We have demonstrated previously that the transcription factor activator protein-1 (AP-1) complex is translocated into mitochondria into the nucleus in murine hippocampus after systemic kainate injection (Ogita et al. [2002] J. Neurosci. 22:2561-2570). The present study investigates whether the mitochondrial AP-1 complex translocated in response to kainate treatment binds to AP-1-like sites located at the non-coding region of the mitochondrial genome in mouse hippocampus. There are 10 sites with sequences similar to the nuclear AP-1 site in the non-coding region. Of 10 pieces (MT-1-MT-10) of synthesized double-stranded oligonucleotides, each containing a mitochondrial AP-1-like site, MT-3, MT-4, and MT-9 were effective in inhibiting mitochondrial AP-1 DNA binding enhanced by kainate. Electrophoresis mobility shift analysis using radiolabeled MT-3 and MT-9 probes demonstrated marked enhancement with binding of these 2 probes in hippocampal mitochondrial extracts prepared 2-6 hr after kainate treatment. Unlabeled AP-1 probe was more potent than unlabeled MT-9 probe in inhibiting the mitochondrial MT-9 binding. Supershift analysis revealed participation of particular Fos/Jun family proteins, such as c-Fos, Fos-B, c-Jun, Jun-B, and Jun-D, in MT-9 binding in hippocampal mitochondrial extracts prepared 4 hr after kainate treatment. Immunoprecipitation analysis using anti-c-Fos antibody demonstrated that c-Fos associated with the mitochondrial genome in hippocampal mitochondria prepared from kainate-treated animals. These results suggest that the AP-1 complex expressed by in vivo kainate treatment would bind to AP-1-like sites in the non-coding region of the mitochondrial genome after translocation into mitochondria from murine hippocampus.

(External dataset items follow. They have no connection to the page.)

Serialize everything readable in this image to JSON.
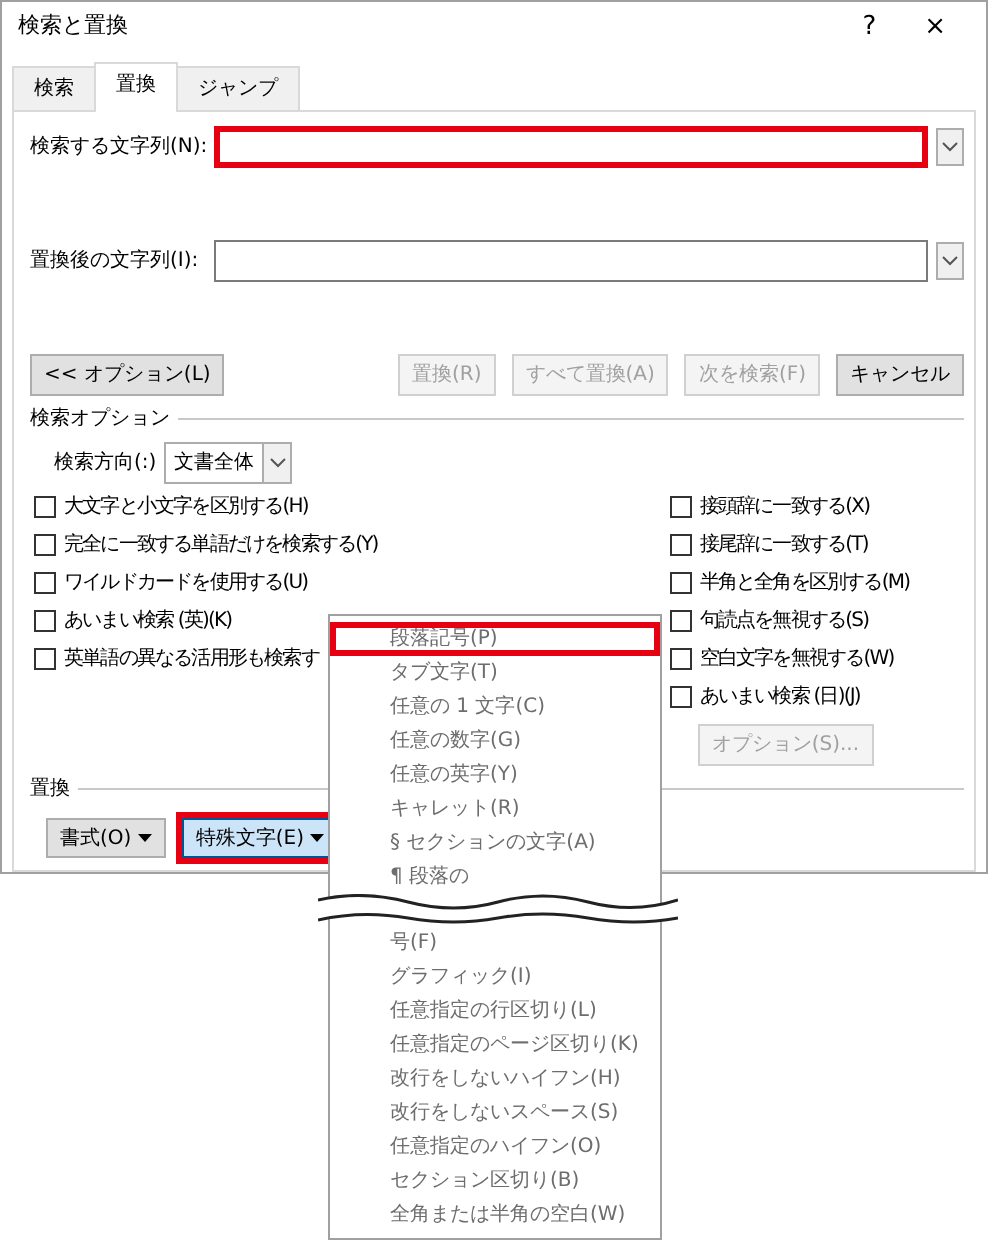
{
  "window": {
    "title": "検索と置換",
    "help": "?",
    "close": "×"
  },
  "tabs": [
    {
      "label": "検索",
      "selected": false
    },
    {
      "label": "置換",
      "selected": true
    },
    {
      "label": "ジャンプ",
      "selected": false
    }
  ],
  "find": {
    "label": "検索する文字列(N):",
    "highlighted": true
  },
  "replace": {
    "label": "置換後の文字列(I):",
    "highlighted": false
  },
  "buttons": [
    {
      "label": "<< オプション(L)",
      "disabled": false
    },
    {
      "label": "置換(R)",
      "disabled": true
    },
    {
      "label": "すべて置換(A)",
      "disabled": true
    },
    {
      "label": "次を検索(F)",
      "disabled": true
    },
    {
      "label": "キャンセル",
      "disabled": false
    }
  ],
  "search_options": {
    "heading": "検索オプション",
    "direction_label": "検索方向(:)",
    "direction_value": "文書全体",
    "left": [
      {
        "label": "大文字と小文字を区別する(H)",
        "checked": false
      },
      {
        "label": "完全に一致する単語だけを検索する(Y)",
        "checked": false
      },
      {
        "label": "ワイルドカードを使用する(U)",
        "checked": false
      },
      {
        "label": "あいまい検索 (英)(K)",
        "checked": false
      },
      {
        "label": "英単語の異なる活用形も検索す",
        "checked": false
      }
    ],
    "right": [
      {
        "label": "接頭辞に一致する(X)",
        "checked": false
      },
      {
        "label": "接尾辞に一致する(T)",
        "checked": false
      },
      {
        "label": "半角と全角を区別する(M)",
        "checked": false
      },
      {
        "label": "句読点を無視する(S)",
        "checked": false
      },
      {
        "label": "空白文字を無視する(W)",
        "checked": false
      },
      {
        "label": "あいまい検索 (日)(J)",
        "checked": false
      }
    ],
    "options_button": {
      "label": "オプション(S)...",
      "disabled": true
    }
  },
  "replace_section": {
    "heading": "置換",
    "buttons": [
      {
        "label": "書式(O)",
        "highlighted": false
      },
      {
        "label": "特殊文字(E)",
        "highlighted": true
      }
    ]
  },
  "menu": {
    "items": [
      {
        "kind": "item",
        "label": "段落記号(P)",
        "highlighted": true
      },
      {
        "kind": "item",
        "label": "タブ文字(T)",
        "highlighted": false
      },
      {
        "kind": "item",
        "label": "任意の 1 文字(C)",
        "highlighted": false
      },
      {
        "kind": "item",
        "label": "任意の数字(G)",
        "highlighted": false
      },
      {
        "kind": "item",
        "label": "任意の英字(Y)",
        "highlighted": false
      },
      {
        "kind": "item",
        "label": "キャレット(R)",
        "highlighted": false
      },
      {
        "kind": "item",
        "label": "§ セクションの文字(A)",
        "highlighted": false
      },
      {
        "kind": "item",
        "label": "¶ 段落の",
        "highlighted": false
      },
      {
        "kind": "break"
      },
      {
        "kind": "item",
        "label": "号(F)",
        "highlighted": false
      },
      {
        "kind": "item",
        "label": "グラフィック(I)",
        "highlighted": false
      },
      {
        "kind": "item",
        "label": "任意指定の行区切り(L)",
        "highlighted": false
      },
      {
        "kind": "item",
        "label": "任意指定のページ区切り(K)",
        "highlighted": false
      },
      {
        "kind": "item",
        "label": "改行をしないハイフン(H)",
        "highlighted": false
      },
      {
        "kind": "item",
        "label": "改行をしないスペース(S)",
        "highlighted": false
      },
      {
        "kind": "item",
        "label": "任意指定のハイフン(O)",
        "highlighted": false
      },
      {
        "kind": "item",
        "label": "セクション区切り(B)",
        "highlighted": false
      },
      {
        "kind": "item",
        "label": "全角または半角の空白(W)",
        "highlighted": false
      }
    ]
  }
}
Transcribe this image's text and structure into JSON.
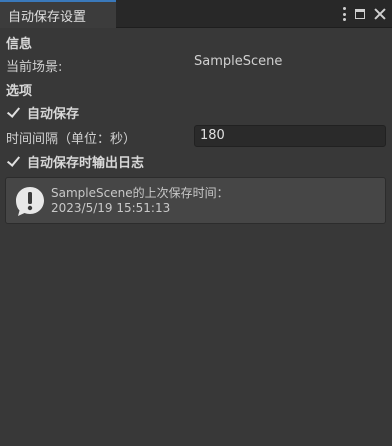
{
  "window": {
    "tab_title": "自动保存设置"
  },
  "info_section": {
    "header": "信息",
    "current_scene_label": "当前场景:",
    "current_scene_value": "SampleScene"
  },
  "options_section": {
    "header": "选项",
    "auto_save_label": "自动保存",
    "auto_save_checked": true,
    "interval_label": "时间间隔（单位：秒）",
    "interval_value": "180",
    "log_label": "自动保存时输出日志",
    "log_checked": true
  },
  "helpbox": {
    "icon": "info-exclamation-icon",
    "line1": "SampleScene的上次保存时间：",
    "line2": "2023/5/19 15:51:13"
  },
  "colors": {
    "background": "#383838",
    "tab_accent": "#3a79bb",
    "input_bg": "#2a2a2a",
    "helpbox_bg": "#464646"
  }
}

Localization of activator protein-1 complex with DNA binding activity in mitochondria of murine brain after in vivo treatment with kainate.

To elucidate mechanisms underlying mitochondrial dysfunctions induced by glutamate, we have examined the effects of in vivo treatment with the ionotropic glutamate receptor agonist kainate on localization of the transcription factor activator protein-1 (AP-1) in mitochondria as well as nuclei of murine brain. A systemic administration of kainate dramatically enhanced AP-1 DNA binding in both mitochondrial and nuclear extracts of mouse cerebral cortex and hippocampus 1 hr to 3 d later. Unlabeled AP-1 probe selectively competed for AP-1 DNA binding in mitochondrial extracts of cortex and hippocampus obtained from mice injected with kainate. Supershift and immunoblotting analyses revealed participation of c-Fos, Fos-B, and Jun-B proteins in potentiation by kainate of mitochondrial AP-1 DNA binding in cortex and hippocampus. An immunohistochemical study demonstrated marked expression by kainate of c-Fos protein in the pyramidal and dentate granular layers, whereas an immunoelectron microscopic analysis showed localization of c-Fos protein within mitochondria, as well as nuclei, of the CA1 pyramidal and dentate granular cells in hippocampus obtained 2 hr after the administration of kainate. Mitochondrial AP-1 DNA binding was inhibited by particular unlabeled oligonucleotides containing sequences similar to the AP-1 site found in the noncoding region of mitochondrial DNA. Kainate markedly potentiated binding of radiolabeled oligonucleotide probes containing sequences effective in competing for AP-1 DNA binding in hippocampal mitochondrial extracts. These results suggest that kainate may facilitate expression of the AP-1 complex and subsequent translocation into mitochondria to participate in mechanisms associated with transcriptional regulation of mitochondrial DNA in murine hippocampus.